The Supreme Court has now decided on the scope of the fit & proper requirement for management members of financial companies. The ruling shows that the assessment of a management member’s fit & proper qualities is not limited to conduct in financial companies but also conduct in other non-financial companies.
The case concerned a review of the Danish FSA’s decision to order a board member to resign from the boards of directors of two financial companies. The order had been issued as the board member had previously been a board member of a non-financial company, which had received two reprimands for misleading marketing and which had been subject to special supervision by the Danish FSA.
It was therefore the Danish FSA’s opinion that the board member’s conduct in that company implied that the board member was not fit & proper to be a board member of two other financial companies - although there were no relations between the companies. The City Court, the High Court and the Supreme Court gave judgment in favour of that opinion.
The fit & proper requirement
A management member of a financial company must comply with special fit & proper requirements.
A management member of a financial company may therefore not act in a way where there are grounds for assuming that the person will be unable to discharge his duties in a proper manner. The fit & proper requirements of the Financial Business Act are based on the considerations for the interests of society in building up and maintaining a stable and well-managed financial sector.

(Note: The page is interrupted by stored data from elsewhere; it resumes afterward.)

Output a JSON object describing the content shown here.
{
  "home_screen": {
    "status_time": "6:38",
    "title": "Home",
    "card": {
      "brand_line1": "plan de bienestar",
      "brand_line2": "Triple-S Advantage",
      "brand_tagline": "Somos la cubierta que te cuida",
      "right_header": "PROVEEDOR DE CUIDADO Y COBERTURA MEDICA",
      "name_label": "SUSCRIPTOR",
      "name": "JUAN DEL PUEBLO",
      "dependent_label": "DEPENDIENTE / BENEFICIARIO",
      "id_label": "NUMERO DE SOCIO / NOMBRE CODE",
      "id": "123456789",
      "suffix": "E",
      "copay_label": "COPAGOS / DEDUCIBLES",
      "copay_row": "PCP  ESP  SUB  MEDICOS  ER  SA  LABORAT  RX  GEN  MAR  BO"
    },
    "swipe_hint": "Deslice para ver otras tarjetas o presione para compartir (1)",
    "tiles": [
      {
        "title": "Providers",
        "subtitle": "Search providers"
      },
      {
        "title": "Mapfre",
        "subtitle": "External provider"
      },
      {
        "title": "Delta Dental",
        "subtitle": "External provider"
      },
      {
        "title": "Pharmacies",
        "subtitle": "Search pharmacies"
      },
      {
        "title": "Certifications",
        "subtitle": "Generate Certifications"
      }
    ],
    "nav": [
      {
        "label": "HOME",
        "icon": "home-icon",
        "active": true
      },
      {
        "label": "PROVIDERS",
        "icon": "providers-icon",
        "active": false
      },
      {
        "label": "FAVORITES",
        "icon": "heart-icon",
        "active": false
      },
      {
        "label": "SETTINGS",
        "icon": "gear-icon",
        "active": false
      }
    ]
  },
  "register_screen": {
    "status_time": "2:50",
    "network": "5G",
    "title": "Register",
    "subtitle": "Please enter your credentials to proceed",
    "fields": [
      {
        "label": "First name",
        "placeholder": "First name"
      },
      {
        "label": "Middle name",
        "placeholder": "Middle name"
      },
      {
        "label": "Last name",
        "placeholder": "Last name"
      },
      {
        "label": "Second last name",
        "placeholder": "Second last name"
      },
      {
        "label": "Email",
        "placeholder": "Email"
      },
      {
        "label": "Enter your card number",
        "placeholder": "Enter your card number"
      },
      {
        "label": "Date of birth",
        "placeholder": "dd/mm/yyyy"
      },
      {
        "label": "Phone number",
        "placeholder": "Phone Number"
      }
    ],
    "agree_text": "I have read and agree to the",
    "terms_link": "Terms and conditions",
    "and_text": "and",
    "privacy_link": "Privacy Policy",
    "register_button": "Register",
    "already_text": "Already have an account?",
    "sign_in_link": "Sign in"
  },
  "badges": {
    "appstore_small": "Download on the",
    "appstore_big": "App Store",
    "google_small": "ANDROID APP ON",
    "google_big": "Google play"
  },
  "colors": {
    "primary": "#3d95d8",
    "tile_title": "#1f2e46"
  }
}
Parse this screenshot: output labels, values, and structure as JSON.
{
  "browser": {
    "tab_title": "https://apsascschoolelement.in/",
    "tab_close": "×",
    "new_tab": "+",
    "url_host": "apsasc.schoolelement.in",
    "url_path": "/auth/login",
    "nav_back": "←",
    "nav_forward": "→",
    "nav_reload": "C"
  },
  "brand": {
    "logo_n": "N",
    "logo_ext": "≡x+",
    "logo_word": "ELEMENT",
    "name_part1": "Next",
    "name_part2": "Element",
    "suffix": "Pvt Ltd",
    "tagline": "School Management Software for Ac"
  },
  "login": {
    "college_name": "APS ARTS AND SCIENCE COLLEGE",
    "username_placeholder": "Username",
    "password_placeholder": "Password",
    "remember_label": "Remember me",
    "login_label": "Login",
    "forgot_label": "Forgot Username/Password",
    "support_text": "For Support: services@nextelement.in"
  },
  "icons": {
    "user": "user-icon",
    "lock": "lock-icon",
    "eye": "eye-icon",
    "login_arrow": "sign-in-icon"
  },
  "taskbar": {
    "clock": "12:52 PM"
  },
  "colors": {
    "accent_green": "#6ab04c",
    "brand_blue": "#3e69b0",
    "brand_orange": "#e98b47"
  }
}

If a management member fails to comply with the fit & proper requirements, the Danish FSA may order the person to resign, which was the case in the proceedings before the Supreme Court.
The scope of the claim
The fundamental question of the case was whether the board member’s conduct in a non-financial company may form the basis of an order to resign from a position as board member of financial companies when the conduct was not related to the financial companies. The Supreme Court found that this was the case.
According to the Supreme Court, the board member’s conduct in the non-financial company gave reason to assume that the person would neither be able to discharge his duties as board member of the two financial companies in a proper manner.
In addition, the Supreme Court established that it cannot in all cases be a condition for an order that the conduct would involve a significant risk that the company would be unable to continue its operations within two-three years. The five-year duration of the order was considered proportional by the Supreme Court.